Libro singolare quello di Alessandro Leogrande, uscito per Feltrinelli nel novembre del 2015, intitolato La frontiera. Libro che contiene molti libri, cioè molte storie tutte legate tra loro, unico modo forse per poter raccontare il fenomeno della migrazione. Lo stile del giornalismo narrativo ben si accorda infatti con l’argomento ed offre punti di vista nuovi su argomenti che ognuno a proprio modo crede di conoscere alla perfezione. Si fa viaggiatore Leograndi tornando sui luoghi delle tragedie dei migranti, in un certo modo si fa egli stesso migrante per cercare di entrare nelle storie e riproporle nella giusta prospettiva. Storie di un’umanità dolente in viaggio per la salvezza.
La frontiera così si trova ovunque non solo sulle rotte dell’Italia o della Grecia. L’autore è riuscito a “raccogliere quante più storie riguardassero la frontiera mediterranea e il suo attraversamento, i viaggi in mare e quelli via terra, sentire chi ce l’aveva fatta, e recuperare testimonianze su quelli che non ce l’avevano fatta”. L’importante era parlare con le persone, leggere i documenti e i numeri per riportare in modo quanto più possibile veritiero la tragedia della migrazione.
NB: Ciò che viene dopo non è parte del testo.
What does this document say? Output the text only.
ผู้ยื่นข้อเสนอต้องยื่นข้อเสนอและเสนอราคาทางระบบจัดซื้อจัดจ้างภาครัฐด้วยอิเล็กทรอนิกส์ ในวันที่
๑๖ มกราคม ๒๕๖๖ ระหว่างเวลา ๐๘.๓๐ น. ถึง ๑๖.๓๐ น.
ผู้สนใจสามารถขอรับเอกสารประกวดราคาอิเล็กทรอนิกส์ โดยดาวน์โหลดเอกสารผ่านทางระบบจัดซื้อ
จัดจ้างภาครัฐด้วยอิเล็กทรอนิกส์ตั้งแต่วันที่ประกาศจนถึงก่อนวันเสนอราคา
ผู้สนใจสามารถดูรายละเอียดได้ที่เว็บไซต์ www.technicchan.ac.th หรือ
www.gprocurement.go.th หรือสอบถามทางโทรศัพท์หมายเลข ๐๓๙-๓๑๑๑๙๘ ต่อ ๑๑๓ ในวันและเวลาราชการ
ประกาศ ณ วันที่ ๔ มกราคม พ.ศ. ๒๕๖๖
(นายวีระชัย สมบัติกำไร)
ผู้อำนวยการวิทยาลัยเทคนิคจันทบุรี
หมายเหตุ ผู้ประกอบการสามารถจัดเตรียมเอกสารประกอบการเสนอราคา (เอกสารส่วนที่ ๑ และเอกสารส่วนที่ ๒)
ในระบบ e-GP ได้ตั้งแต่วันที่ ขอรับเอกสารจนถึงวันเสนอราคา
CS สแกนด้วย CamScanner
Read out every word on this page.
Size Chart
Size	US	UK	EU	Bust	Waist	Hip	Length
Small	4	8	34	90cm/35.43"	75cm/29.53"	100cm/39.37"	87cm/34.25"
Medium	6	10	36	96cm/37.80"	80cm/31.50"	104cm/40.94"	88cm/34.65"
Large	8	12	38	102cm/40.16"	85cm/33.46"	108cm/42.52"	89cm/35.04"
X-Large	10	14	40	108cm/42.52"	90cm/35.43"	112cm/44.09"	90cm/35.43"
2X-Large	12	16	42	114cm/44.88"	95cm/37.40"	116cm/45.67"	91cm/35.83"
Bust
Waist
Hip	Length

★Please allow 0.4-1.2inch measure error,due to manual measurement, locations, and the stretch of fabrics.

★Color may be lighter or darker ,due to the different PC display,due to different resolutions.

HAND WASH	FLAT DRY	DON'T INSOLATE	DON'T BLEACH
E si giunge ad una verità incontestabile: “la Frontiera non è un luogo preciso, piuttosto la moltiplicazione di una serie di luoghi in perenne mutamento, che coincidono con la possibilità di finire da una parte… o rimanere nell’altra” e “chi accetta viaggi pericolosissimi in condizioni inumane, attraversando i confini che si frappongono lungo il suo sentiero, non lo fa perché votato al rischio o alla morte, ma perché scappa da condizioni ancora peggiori”.
Un libro facile da leggere, ma che lascia un segno profondo proiettandoci in prima persona nella pelle dei protagonisti.